Looking at the iperf download, increasing the queue size at 20 client channels always improves the download time. This would suggest dumping Guido’s insights in favour of the traditional value. Not so fast: Remember those standing queues in Figure 3? At around 20 ms extra delay, they seemed tolerable. Just going to a 200kB queue bumps these up to 80 ms, though, and they’re a lot more common, too. Anyone keen to annoy VoIP users for the sake of a download that could be three times faster? Maybe, maybe not. We’re clearly getting into compromise territory here, but around 100kB-200kB seems to be in the right ballpark.
So how do we get to zero in on a feasible range? Well, in the case of the 16 Mbps link, we looked at (“sweeped”) eleven potential queue capacities between 30 kB and 800 kB. For each capacity, we swept up to nine load levels between 10 and 600 client channels. That’s many dozens of combinations, each of which takes around 20 minutes to simulate, plus whatever time we then take for subsequent manual inspection. Multiply this with the number of possible link bandwidths of interest in GEO and MEO configuration, plus repeats for experiments with quality control issues, and we’ve got our worked carved out. It’s only then that we can get to coding and PEPs.

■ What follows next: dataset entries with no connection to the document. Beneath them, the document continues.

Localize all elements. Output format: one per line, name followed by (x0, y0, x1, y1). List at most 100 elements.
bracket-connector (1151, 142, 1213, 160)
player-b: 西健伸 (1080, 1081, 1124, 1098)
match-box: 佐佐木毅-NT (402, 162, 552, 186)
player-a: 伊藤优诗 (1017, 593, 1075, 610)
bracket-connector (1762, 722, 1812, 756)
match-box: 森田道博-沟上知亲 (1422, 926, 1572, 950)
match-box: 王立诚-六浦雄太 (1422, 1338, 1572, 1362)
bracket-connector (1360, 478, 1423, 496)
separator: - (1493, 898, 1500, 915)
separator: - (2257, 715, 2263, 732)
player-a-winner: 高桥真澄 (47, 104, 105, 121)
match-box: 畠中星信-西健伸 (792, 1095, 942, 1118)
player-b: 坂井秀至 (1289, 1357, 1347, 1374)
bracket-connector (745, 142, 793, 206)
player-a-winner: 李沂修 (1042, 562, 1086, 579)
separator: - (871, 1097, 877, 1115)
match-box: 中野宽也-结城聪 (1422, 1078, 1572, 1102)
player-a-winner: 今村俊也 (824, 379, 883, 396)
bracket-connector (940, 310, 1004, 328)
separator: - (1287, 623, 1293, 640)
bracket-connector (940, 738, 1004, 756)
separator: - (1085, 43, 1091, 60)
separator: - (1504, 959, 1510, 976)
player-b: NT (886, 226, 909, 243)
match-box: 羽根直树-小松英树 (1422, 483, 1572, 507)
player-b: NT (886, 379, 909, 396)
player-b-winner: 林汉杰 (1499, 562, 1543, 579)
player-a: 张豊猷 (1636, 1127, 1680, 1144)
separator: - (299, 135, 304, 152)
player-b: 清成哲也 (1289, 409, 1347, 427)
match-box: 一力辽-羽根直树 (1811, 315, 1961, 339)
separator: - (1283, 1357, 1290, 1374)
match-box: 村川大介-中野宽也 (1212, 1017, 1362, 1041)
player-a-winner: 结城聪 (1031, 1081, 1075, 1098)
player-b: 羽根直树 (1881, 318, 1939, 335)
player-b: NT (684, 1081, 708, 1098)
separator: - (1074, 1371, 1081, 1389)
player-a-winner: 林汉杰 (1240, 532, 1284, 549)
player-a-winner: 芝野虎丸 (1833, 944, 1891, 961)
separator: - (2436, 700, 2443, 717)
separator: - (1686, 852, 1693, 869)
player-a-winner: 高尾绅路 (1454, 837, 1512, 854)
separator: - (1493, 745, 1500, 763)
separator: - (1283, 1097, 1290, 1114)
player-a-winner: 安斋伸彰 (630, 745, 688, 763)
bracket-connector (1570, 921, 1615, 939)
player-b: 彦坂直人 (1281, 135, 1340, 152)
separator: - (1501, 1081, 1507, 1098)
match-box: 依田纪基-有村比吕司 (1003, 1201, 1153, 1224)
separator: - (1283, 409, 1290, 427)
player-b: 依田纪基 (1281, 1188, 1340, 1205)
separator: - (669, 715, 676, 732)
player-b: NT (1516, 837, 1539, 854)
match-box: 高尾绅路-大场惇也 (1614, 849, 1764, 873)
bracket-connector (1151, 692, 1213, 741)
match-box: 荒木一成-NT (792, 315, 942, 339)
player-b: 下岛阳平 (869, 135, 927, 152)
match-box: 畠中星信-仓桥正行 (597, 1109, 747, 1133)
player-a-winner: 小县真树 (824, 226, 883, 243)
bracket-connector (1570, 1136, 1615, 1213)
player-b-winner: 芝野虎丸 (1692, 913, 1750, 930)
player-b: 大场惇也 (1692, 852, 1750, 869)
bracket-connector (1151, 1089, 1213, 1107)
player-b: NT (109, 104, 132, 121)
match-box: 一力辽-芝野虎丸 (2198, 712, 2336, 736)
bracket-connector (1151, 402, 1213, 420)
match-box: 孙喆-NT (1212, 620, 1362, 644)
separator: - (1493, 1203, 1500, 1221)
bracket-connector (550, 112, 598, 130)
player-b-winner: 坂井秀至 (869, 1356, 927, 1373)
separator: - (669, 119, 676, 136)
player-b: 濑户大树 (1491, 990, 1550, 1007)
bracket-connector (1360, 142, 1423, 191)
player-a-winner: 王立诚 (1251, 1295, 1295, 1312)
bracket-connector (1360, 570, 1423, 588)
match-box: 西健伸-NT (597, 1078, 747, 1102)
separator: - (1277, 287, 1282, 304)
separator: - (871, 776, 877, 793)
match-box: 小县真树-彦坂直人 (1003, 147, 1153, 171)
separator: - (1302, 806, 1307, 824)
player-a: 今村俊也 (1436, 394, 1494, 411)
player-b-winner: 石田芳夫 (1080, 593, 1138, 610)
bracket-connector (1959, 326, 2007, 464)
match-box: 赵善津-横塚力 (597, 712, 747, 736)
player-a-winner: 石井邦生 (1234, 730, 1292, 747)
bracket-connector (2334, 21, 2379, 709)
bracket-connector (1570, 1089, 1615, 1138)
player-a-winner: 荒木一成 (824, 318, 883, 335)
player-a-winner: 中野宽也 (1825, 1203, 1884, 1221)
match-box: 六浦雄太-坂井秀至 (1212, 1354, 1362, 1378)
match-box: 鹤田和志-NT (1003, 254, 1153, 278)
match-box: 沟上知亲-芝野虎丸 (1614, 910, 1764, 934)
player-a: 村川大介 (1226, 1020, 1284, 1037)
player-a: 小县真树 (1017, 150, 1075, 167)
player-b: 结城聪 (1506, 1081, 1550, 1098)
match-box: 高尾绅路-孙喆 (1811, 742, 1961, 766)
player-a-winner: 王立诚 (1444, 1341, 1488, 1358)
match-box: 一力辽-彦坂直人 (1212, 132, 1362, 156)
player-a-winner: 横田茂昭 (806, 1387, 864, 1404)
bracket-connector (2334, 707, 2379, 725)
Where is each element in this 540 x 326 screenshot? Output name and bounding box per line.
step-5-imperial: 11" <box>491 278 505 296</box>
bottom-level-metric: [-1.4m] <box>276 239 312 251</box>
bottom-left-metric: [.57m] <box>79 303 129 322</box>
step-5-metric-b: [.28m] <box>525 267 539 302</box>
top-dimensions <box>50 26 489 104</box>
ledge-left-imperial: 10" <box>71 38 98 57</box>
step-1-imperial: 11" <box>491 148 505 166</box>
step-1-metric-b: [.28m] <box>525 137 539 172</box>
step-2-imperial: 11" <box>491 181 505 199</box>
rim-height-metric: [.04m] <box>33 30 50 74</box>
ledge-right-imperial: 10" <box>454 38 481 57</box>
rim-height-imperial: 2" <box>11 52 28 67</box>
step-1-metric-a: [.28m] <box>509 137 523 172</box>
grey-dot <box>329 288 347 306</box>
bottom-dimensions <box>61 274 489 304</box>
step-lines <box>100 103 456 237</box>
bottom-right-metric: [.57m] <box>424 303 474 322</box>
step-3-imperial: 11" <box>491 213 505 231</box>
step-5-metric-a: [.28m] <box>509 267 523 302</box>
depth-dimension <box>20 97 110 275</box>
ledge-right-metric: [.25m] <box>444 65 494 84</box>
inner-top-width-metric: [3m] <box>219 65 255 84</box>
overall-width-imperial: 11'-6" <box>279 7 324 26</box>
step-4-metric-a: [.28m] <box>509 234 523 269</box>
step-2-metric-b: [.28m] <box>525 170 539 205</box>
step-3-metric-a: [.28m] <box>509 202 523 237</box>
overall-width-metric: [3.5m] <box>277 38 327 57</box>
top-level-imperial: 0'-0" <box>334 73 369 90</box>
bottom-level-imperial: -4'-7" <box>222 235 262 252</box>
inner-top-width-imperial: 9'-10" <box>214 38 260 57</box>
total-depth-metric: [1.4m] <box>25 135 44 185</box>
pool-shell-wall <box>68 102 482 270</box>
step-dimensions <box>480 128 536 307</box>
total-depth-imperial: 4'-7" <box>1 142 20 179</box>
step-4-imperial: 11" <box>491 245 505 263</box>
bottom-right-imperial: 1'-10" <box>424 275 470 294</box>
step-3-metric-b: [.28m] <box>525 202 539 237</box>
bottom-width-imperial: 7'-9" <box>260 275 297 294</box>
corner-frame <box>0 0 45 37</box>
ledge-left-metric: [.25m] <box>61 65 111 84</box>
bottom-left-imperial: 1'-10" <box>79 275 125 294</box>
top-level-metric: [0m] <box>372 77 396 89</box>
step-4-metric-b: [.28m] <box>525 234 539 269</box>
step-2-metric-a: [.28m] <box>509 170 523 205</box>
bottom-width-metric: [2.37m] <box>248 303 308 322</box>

A lot. If the question on your mind starts with “Have you thought of…” or “Have you considered…,” the answer is possibly yes. Here are a few challenges ahead:
Network coding (TCP/NC): We’ve already got the encoder and decoder ready, and once the sweeps are complete and we have identified the parameter combinations that represent the best compromises, we’ll collect performance data here. Again, this will probably take a few sweeps of possible generation sizes and overhead settings.
Performance-enhancing proxies (PEP): We’ve identified two “free” PEPs, PEPSal and TCPEP, which we want to use both in comparison and – eventually – in combination with network coding.
UDP and similar protocols without congestion control. In our netflow samples, UDP traffic accounts for around 12% of bytes. How will TCP behave in the presence of UDP in our various scenarios? How do we best simulate UDP traffic given that we know observed throughput, but can only control offered load? In principle, we could model UDP as a bandwidth constraint, but under heavy TCP load, we get to drop UDP packets as well, so it’s a constraint that’s a little flexible, too. What impact does this have on parameters such as queue capacities, generation sizes etc.?
Most real links are asymmetric, i.e., the inbound bandwidth is a lot larger than the outbound bandwidth. So far, we have neglected this as our data suggests that the outbound channels tend to have comparatively generous share of the total bandwidth.
Simulating world latencies. At this point, we’re using a crude set of delays on our 14 “world servers”. We haven’t even added jitter. What if we did? What if we replaced our current crude model of “satgate in Hawaii” with a “satgate in X” model, where the latencies from the satgate in X to the servers would be distributed differently?